The lack of attention to progressive proposals has an impact on the willingness of political figures to support them. It helps a member of Congress like Ryan enormously when he has one of his proposals highlighted across the Sunday shows, while members of the CPC like Rep Raul Grijalva and Sen Bernie Sanders only get booked for less "boring" issues. This is the sort of standard that the Paul Ryans of the world trumpet to their constituents, to potential campaign contributors and to their peers in Congress. They become "budget wonks" and political superstars, even if their proposals are bound to go nowhere. Members who can count on a receptive audience in the national media are courted by other members who are trying to push their own proposals. And so the Paul Ryans of the world become candidates for the nation's highest office.

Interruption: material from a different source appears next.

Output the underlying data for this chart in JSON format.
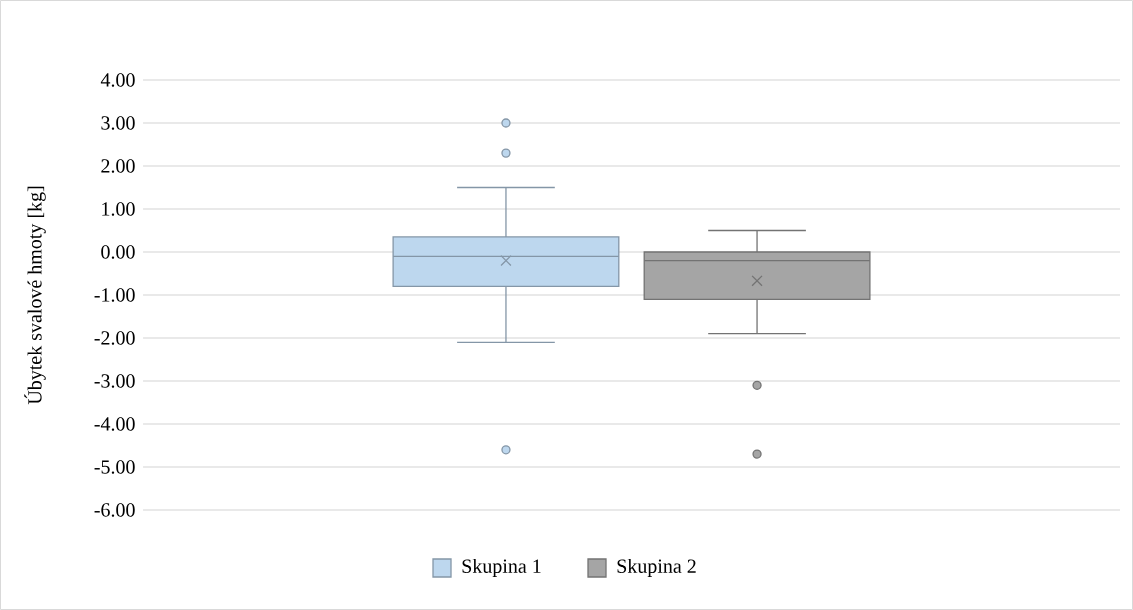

The blackout on covering progressive proposals is effectively telling ambitious politicians that if they want to get ahead, they better move to the right. They will be ignored as long as they push ideas perceived as being on the left, regardless of the merits of the ideas.
The media are putting a very big thumb on the scale when they decide to ignore the CPC budget and other proposals coming from the left side of the political spectrum. This is not neutral reporting. This is not good economy policymaking.